Una película es un texto audiovisual basado en una relación imprescindible entre lo sonoro y la imagen. Lo sonoro, a su vez, se estructura tradicionalmente en tres parámetros principales: dos de ellos (ruidos y música) están universalmente compartidos, mientras que el tercero (diálogo) incluye un elemento no universal pero históricamente establecido y circunscrito, es decir el idioma.

De eso deriva un problema de comprensibilidad que se ha intentado solucionar, hasta ahora, de tres maneras parciales e insatisfactorias:

1) subtitulación

La solución de la subtitulación mantiene la integridad audiovisual original, pero añadiendo un elemento de molestia en la percepción de la imagen, es decir introduciendo la lengua escrita y obligando al espectador a hacer una descodificación doble (audiovisual y lingüística, mientras que el proyecto sólo prevé una de ellas, es decir la audiovisual).

2) traducción simultanea

La solución de la traducción simultanea introduce una voz ajena homologante, obligando al espectador a establecer una relación con un tercer protagonista, una especie de narrador imprevisto, casual e indeseado, si bien una utilización prevenida permite al usuario mantener cierto contacto con la integridad audiovisual de la original.

3) doblaje

La solución del doblaje destruye irremediablemente la integridad audiovisual de la película original, pero permite al espectador – a través de una simulación – una percepción e identificación completas.

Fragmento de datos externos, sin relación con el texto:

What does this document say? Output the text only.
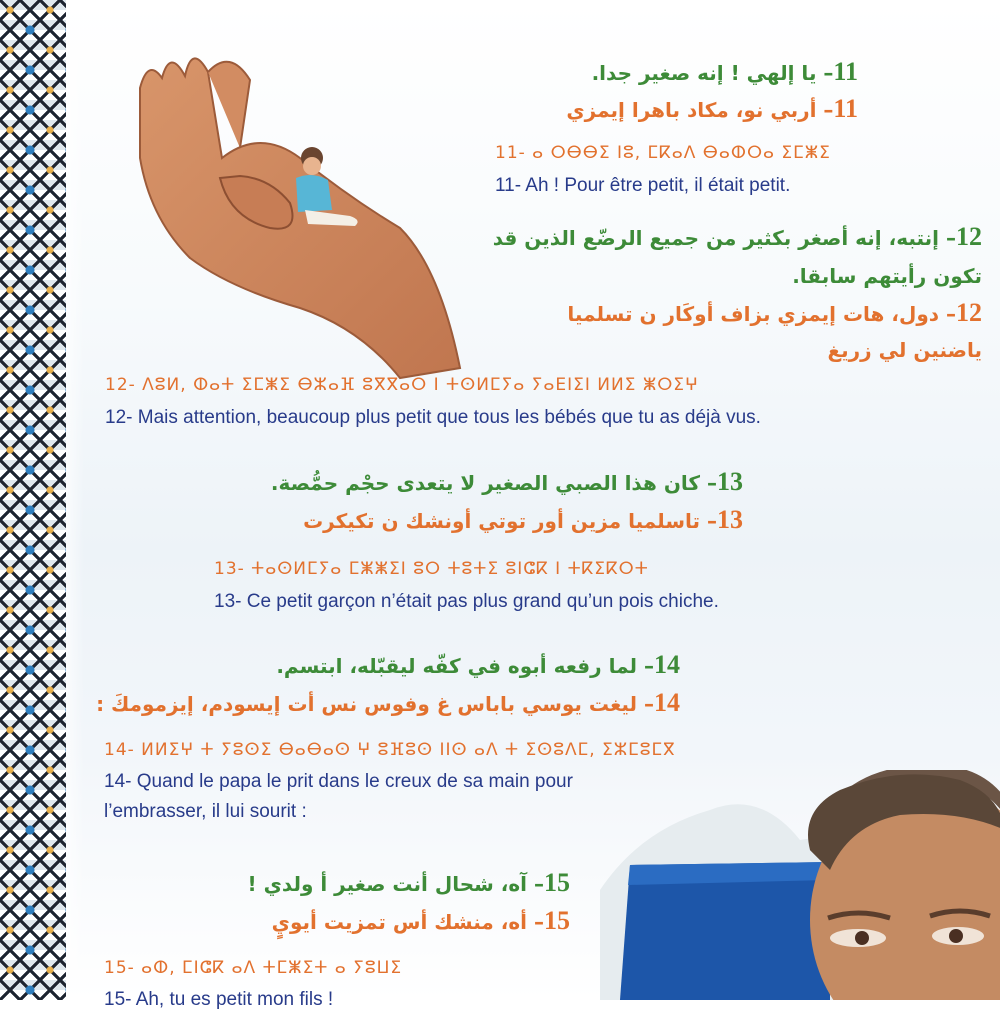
11– يا إلهي ! إنه صغير جدا.

11– أربي نو، مكاد باهرا إيمزي

11- ⴰ ⵔⴱⴱⵉ ⵏⵓ, ⵎⴽⴰⴷ ⴱⴰⵀⵔⴰ ⵉⵎⵥⵉ

11- Ah ! Pour être petit, il était petit.

12– إنتبه، إنه أصغر بكثير من جميع الرضّع الذين قد

تكون رأيتهم سابقا.

12– دول، هات إيمزي بزاف أوكَار ن تسلميا

ياضنين لي زريغ

12- ⴷⵓⵍ, ⵀⴰⵜ ⵉⵎⵥⵉ ⴱⵣⴰⴼ ⵓⴳⴳⴰⵔ ⵏ ⵜⵙⵍⵎⵢⴰ ⵢⴰⴹⵏⵉⵏ ⵍⵍⵉ ⵥⵔⵉⵖ

12- Mais attention, beaucoup plus petit que tous les bébés que tu as déjà vus.

13– كان هذا الصبي الصغير لا يتعدى حجْم حمُّصة.

13– تاسلميا مزين أور توتي أونشك ن تكيكرت

13- ⵜⴰⵙⵍⵎⵢⴰ ⵎⵥⵥⵉⵏ ⵓⵔ ⵜⵓⵜⵉ ⵓⵏⵛⴽ ⵏ ⵜⴽⵉⴽⵔⵜ

13- Ce petit garçon n’était pas plus grand qu’un pois chiche.

14– لما رفعه أبوه في كفّه ليقبّله، ابتسم.

14– ليغت يوسي باباس غ وفوس نس أت إيسودم، إيزمومكَ :

14- ⵍⵍⵉⵖ ⵜ ⵢⵓⵙⵉ ⴱⴰⴱⴰⵙ ⵖ ⵓⴼⵓⵙ ⵏⵏⵙ ⴰⴷ ⵜ ⵉⵙⵓⴷⵎ, ⵉⵣⵎⵓⵎⴳ

14- Quand le papa le prit dans le creux de sa main pour

l’embrasser, il lui sourit :

15– آه، شحال أنت صغير أ ولدي !

15– أه، منشك أس تمزيت أيويٍ

15- ⴰⵀ, ⵎⵏⵛⴽ ⴰⴷ ⵜⵎⵥⵉⵜ ⴰ ⵢⵓⵡⵉ

15- Ah, tu es petit mon fils !
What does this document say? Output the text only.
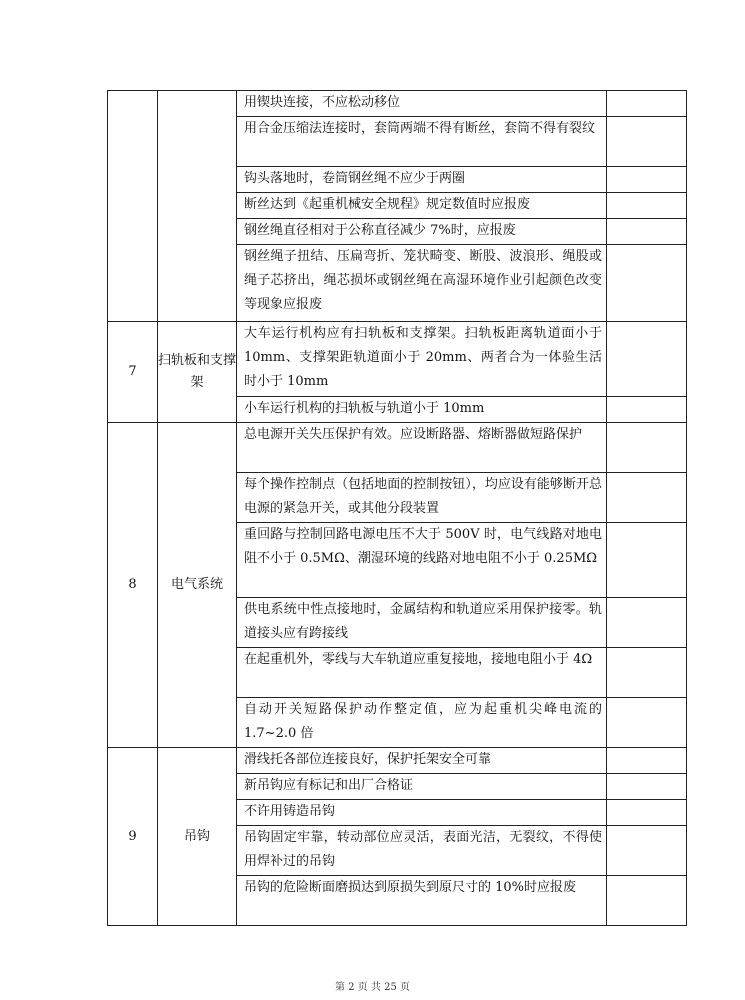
		用锲块连接，不应松动移位	
		用合金压缩法连接时，套筒两端不得有断丝，套筒不得有裂纹	
		钩头落地时，卷筒钢丝绳不应少于两圈	
		断丝达到《起重机械安全规程》规定数值时应报废	
		钢丝绳直径相对于公称直径减少 7%时，应报废	
		钢丝绳子扭结、压扁弯折、笼状畸变、断股、波浪形、绳股或绳子芯挤出，绳芯损坏或钢丝绳在高湿环境作业引起颜色改变等现象应报废	
7	扫轨板和支撑架	大车运行机构应有扫轨板和支撑架。扫轨板距离轨道面小于 10mm、支撑架距轨道面小于 20mm、两者合为一体验生活时小于 10mm	
		小车运行机构的扫轨板与轨道小于 10mm	
8	电气系统	总电源开关失压保护有效。应设断路器、熔断器做短路保护	
		每个操作控制点（包括地面的控制按钮），均应设有能够断开总电源的紧急开关，或其他分段装置	
		重回路与控制回路电源电压不大于 500V 时，电气线路对地电阻不小于 0.5MΩ、潮湿环境的线路对地电阻不小于 0.25MΩ	
		供电系统中性点接地时，金属结构和轨道应采用保护接零。轨道接头应有跨接线	
		在起重机外，零线与大车轨道应重复接地，接地电阻小于 4Ω	
		自动开关短路保护动作整定值，应为起重机尖峰电流的 1.7~2.0 倍	
9	吊钩	滑线托各部位连接良好，保护托架安全可靠	
		新吊钩应有标记和出厂合格证	
		不许用铸造吊钩	
		吊钩固定牢靠，转动部位应灵活，表面光洁，无裂纹，不得使用焊补过的吊钩	
		吊钩的危险断面磨损达到原损失到原尺寸的 10%时应报废	
第 2 页 共 25 页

En los tres casos descritos se dan soluciones parciales e insatisfactorias, frente a las cuales la única alternativa posible sería utópica, es decir que todos los espectadores del mundo conocieran todos los idiomas del mundo o bien que en el mundo se hablara un solo idioma.

Las dos soluciones más utilizadas (subtitulación y doblaje) han tenido destinos diferentes en cada país, debido a distintas condiciones comerciales, políticas y culturales, hasta llegar a la formación de dos distintas corrientes de pensamiento.